Dr Shashikant Shambharkar, district health officer, Gadchiroli, said, “In initial months if our health workers would visit, they would hide in their huts and refuse to come out.”

In addition to hesitancy, in the early months after the vaccination drive was launched, vaccine supply was erratic. “Intermittently, drives for vaccination were stopped because there was no supply,” Bang said, adding that low vaccine availability deterred health workers from widely raising awareness.

Since doses were distributed based on daily district performance, low vaccination numbers also meant the supply to tribal districts further shrunk. “If supply is not smooth, we cannot plan future vaccination drives or raise awareness in villages,” Shambharkar said.

In Nandurbar, a district in north Maharashtra with more than 70% Scheduled Tribe population, 27% of total population was jabbed with the first dose by September 15. This rose to 38% over 50 days till November 6 – still, nearly half of the state average of 72.3%.

“Initially, tribal people were resistant to vaccination,” said former Nandurbar district health officer Dr Nitin Borke. “We started immunising local leaders and government staffers to show villagers that vaccines were safe. But when people started coming forward, we faced supply issues.”
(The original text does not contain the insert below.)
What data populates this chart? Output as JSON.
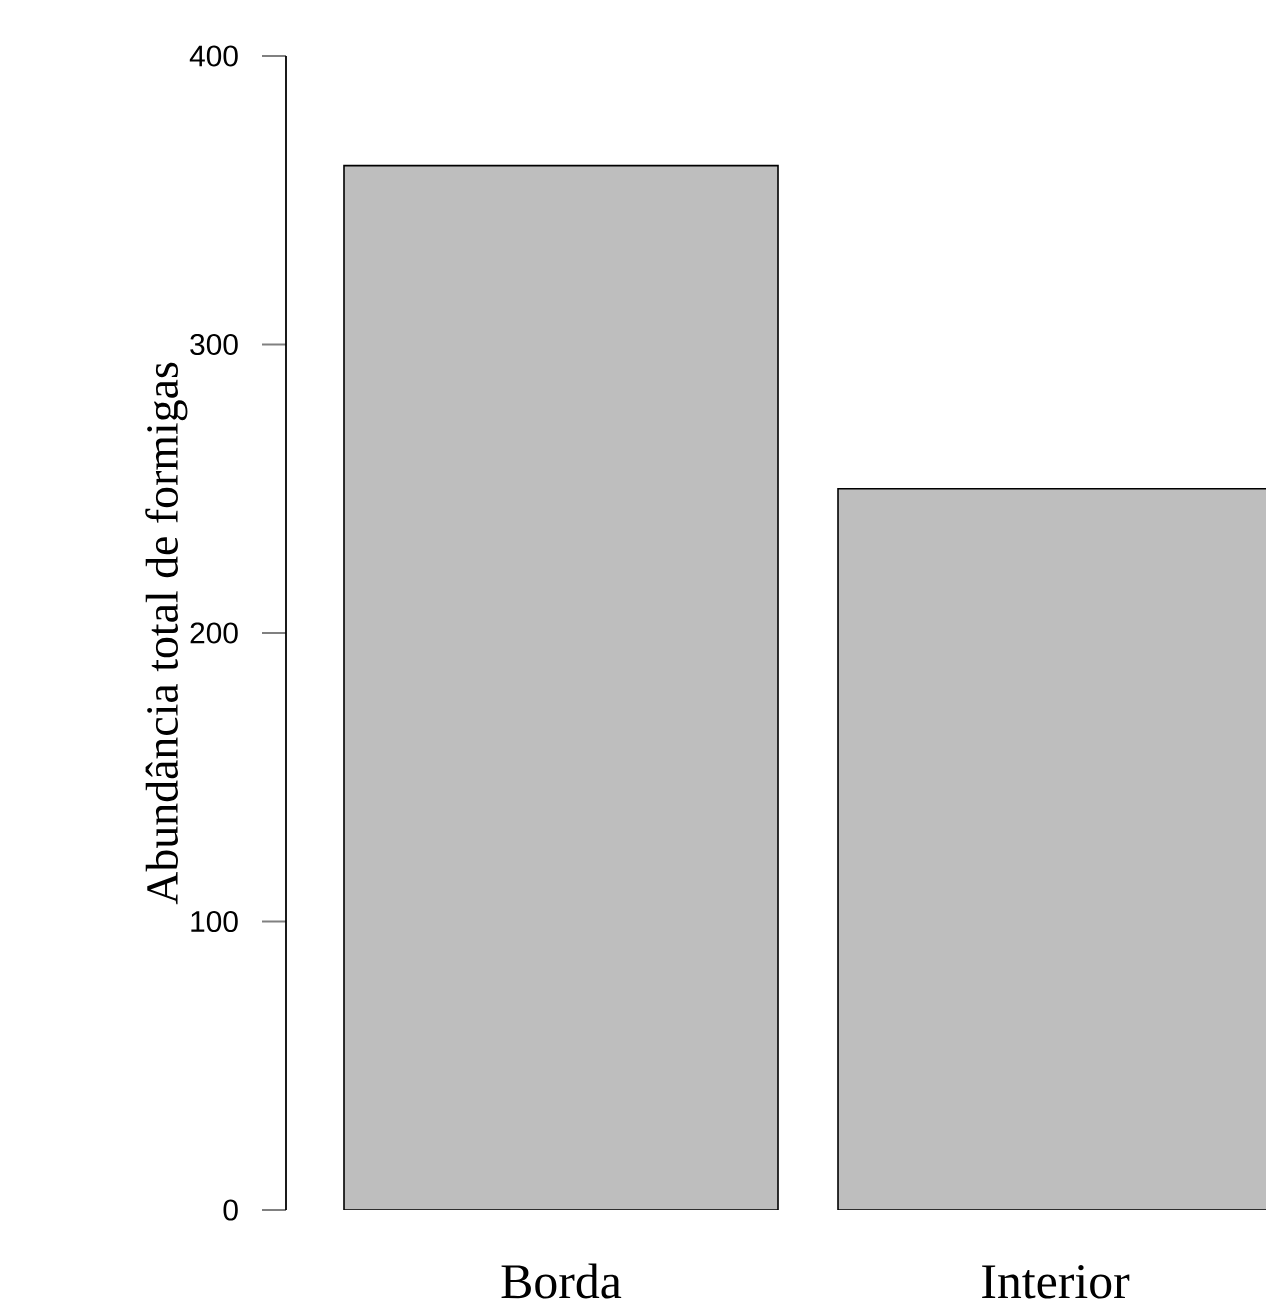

The district was immunising 1,500-3,000 people a day until July. In August, the supply improved and the daily numbers jumped to 8,000-9,000. In the last fortnight, however, daily vaccinations have dropped to 5,000-6,000 doses per day, despite adequate supply since there are zero active Covid-19 cases in the district.

State-wise disparity

Not all tribal-majority districts have low vaccination coverage.

In Himachal Pradesh, 95% of the adult population have received the first dose of the Covid-19 vaccine. Kinnaur not only has 89% first dose coverage, it has managed to fully immunise 71% of its population by giving them two doses.

In Sikkim, the North Sikkim district has 69% first dose coverage.

In contrast, in several districts of Jharkhand (Lohardaga, Gumla, West Singhbhum) and Chhattisgarh (Surguja, Bastar, Narayanpur, Bijapur), the first dose coverage is below 40%, CoWIN data till November 6 shows.

In Mizoram, even as first dose coverage is over 50% in most districts, immunisation officer Dr Lalzawmi said the hilly terrain and scattered population has made it difficult to reach the last mile. “People don’t travel to vaccination centres. We have to travel to reach them,” she said.

Dr Shrey Desai, from NGO Sewa that works for tribal health in Gujarat, said the government must draw a list of unvaccinated people and counsel them one-on-one. For child immunisation programmes, he said “immunisation officers would visit homes to counsel parents”.

“The government has to move beyond hoardings and advertisements to counsel tribals on benefits of vaccination,” he argued. “Local politicians have scope to do more on this.”

This reporting was supported by a grant from the Thakur Family Foundation. Thakur Family Foundation has not exercised any editorial control over the contents of this article.